Vesicular transport involving soluble N-ethylmaleimide sensitive factor attachment protein receptor (SNARE) proteins is known to be responsible for many major cellular activities. In steroidogenic tissues, chronic hormone stimulation results in increased expression of proteins involved in the steroidogenic pathway, whereas acute hormone stimulation prompts the rapid transfer of cholesterol to the inner mitochondrial membrane to be utilized as substrate for steroid hormone production. Several different pathways are involved in supplying cholesterol to mitochondria, but mobilization of stored cholesteryl esters appears to initially constitute the preferred source; however, the mechanisms mediating this cholesterol transfer are not fully understood. To study the potential contribution of SNARE proteins in steroidogenesis, we examined the expression levels of various SNARE proteins in response to hormone stimulation in steroidogenic tissues and cells and established an in vitro mitochondria reconstitution assay system to assess the contribution of various SNARE proteins on cholesterol delivery for steroidogenesis.
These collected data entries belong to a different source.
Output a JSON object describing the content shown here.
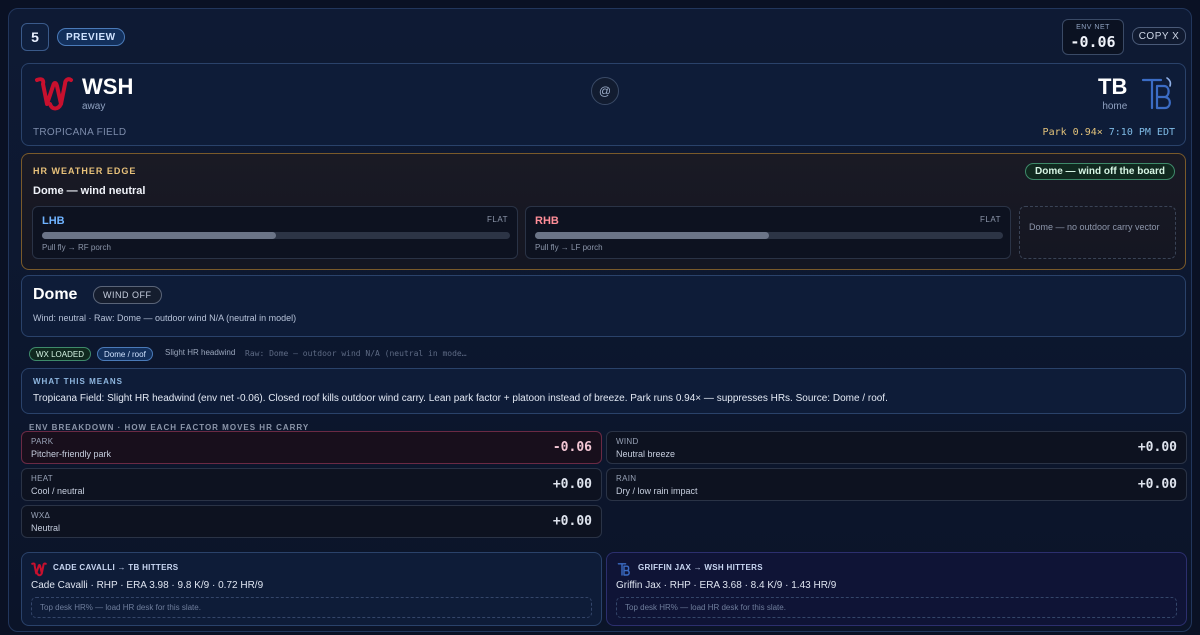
{
  "header": {
    "game_number": "5",
    "status_badge": "PREVIEW",
    "env_net_label": "ENV NET",
    "env_net_value": "-0.06",
    "copy_label": "COPY X"
  },
  "matchup": {
    "away": {
      "code": "WSH",
      "role": "away",
      "logo_color": "#c8102e"
    },
    "at": "@",
    "home": {
      "code": "TB",
      "role": "home",
      "logo_color": "#3b6cc4"
    },
    "venue": "TROPICANA FIELD",
    "park": "Park 0.94×",
    "time": "7:10 PM EDT"
  },
  "weather_edge": {
    "title": "HR WEATHER EDGE",
    "subtitle": "Dome — wind neutral",
    "dome_pill": "Dome — wind off the board",
    "lhb": {
      "label": "LHB",
      "state": "FLAT",
      "desc": "Pull fly → RF porch",
      "fill": 0.5,
      "color": "#6fb3ff"
    },
    "rhb": {
      "label": "RHB",
      "state": "FLAT",
      "desc": "Pull fly → LF porch",
      "fill": 0.5,
      "color": "#ff8e98"
    },
    "no_vector": "Dome — no outdoor carry vector"
  },
  "dome": {
    "title": "Dome",
    "badge": "WIND OFF",
    "wind_line": "Wind: neutral · Raw: Dome — outdoor wind N/A (neutral in model)"
  },
  "chips": {
    "wx_loaded": "WX LOADED",
    "roof": "Dome / roof",
    "headwind": "Slight HR headwind",
    "raw": "Raw: Dome — outdoor wind N/A (neutral in mode…"
  },
  "what_this_means": {
    "title": "WHAT THIS MEANS",
    "body": "Tropicana Field: Slight HR headwind (env net -0.06). Closed roof kills outdoor wind carry. Lean park factor + platoon instead of breeze. Park runs 0.94× — suppresses HRs. Source: Dome / roof."
  },
  "env_breakdown": {
    "title": "ENV BREAKDOWN · HOW EACH FACTOR MOVES HR CARRY",
    "factors": [
      {
        "name": "PARK",
        "desc": "Pitcher-friendly park",
        "value": "-0.06"
      },
      {
        "name": "WIND",
        "desc": "Neutral breeze",
        "value": "+0.00"
      },
      {
        "name": "HEAT",
        "desc": "Cool / neutral",
        "value": "+0.00"
      },
      {
        "name": "RAIN",
        "desc": "Dry / low rain impact",
        "value": "+0.00"
      },
      {
        "name": "WXΔ",
        "desc": "Neutral",
        "value": "+0.00"
      }
    ]
  },
  "pitchers": [
    {
      "title": "CADE CAVALLI → TB HITTERS",
      "line": "Cade Cavalli · RHP · ERA 3.98 · 9.8 K/9 · 0.72 HR/9",
      "desk": "Top desk HR% — load HR desk for this slate.",
      "logo_icon": "nationals-w-logo"
    },
    {
      "title": "GRIFFIN JAX → WSH HITTERS",
      "line": "Griffin Jax · RHP · ERA 3.68 · 8.4 K/9 · 1.43 HR/9",
      "desk": "Top desk HR% — load HR desk for this slate.",
      "logo_icon": "rays-tb-logo"
    }
  ]
}
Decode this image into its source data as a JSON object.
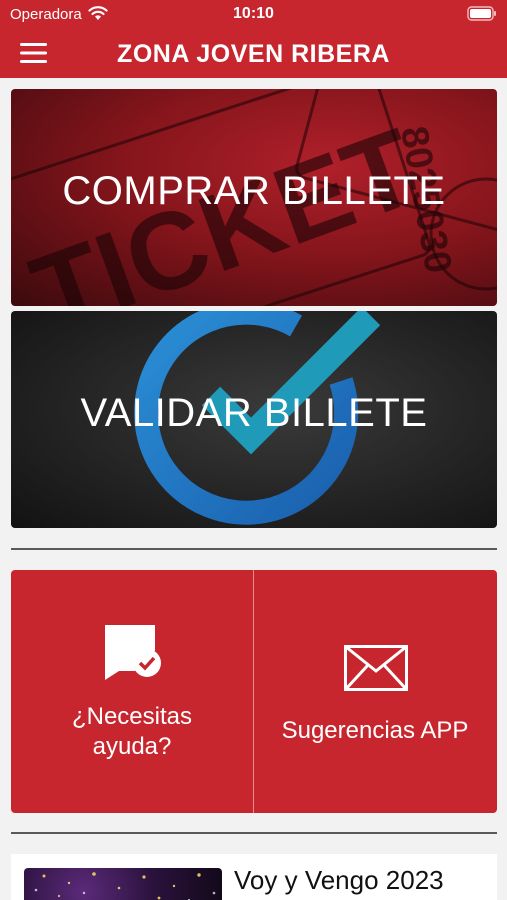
{
  "status_bar": {
    "carrier": "Operadora",
    "time": "10:10"
  },
  "header": {
    "title": "ZONA JOVEN RIBERA"
  },
  "cards": {
    "buy": {
      "label": "COMPRAR BILLETE"
    },
    "validate": {
      "label": "VALIDAR BILLETE"
    }
  },
  "tiles": {
    "help": {
      "label_line1": "¿Necesitas",
      "label_line2": "ayuda?"
    },
    "suggestions": {
      "label": "Sugerencias APP"
    }
  },
  "news": {
    "title": "Voy y Vengo 2023"
  },
  "colors": {
    "brand_red": "#c8262e",
    "background": "#f2f2f2",
    "divider": "#5a5a5a"
  },
  "icons": {
    "menu": "menu-icon",
    "wifi": "wifi-icon",
    "battery": "battery-icon",
    "help": "chat-check-icon",
    "suggestions": "mail-icon"
  }
}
Our results from reconstitution experiments along with knockdown studies in rat primary granulosa cells and in a Leydig cell line show that soluble N-ethylmaleimide sensitive factor attachment protein-α, synaptosomal-associated protein of 25 kDa, syntaxin-5, and syntaxin-17 facilitate the transport of cholesterol to mitochondria. Thus, although StAR is required for efficient cholesterol movement into mitochondria for steroidogenesis, specific SNAREs participate and are necessary to mediate cholesterol movement to mitochondria.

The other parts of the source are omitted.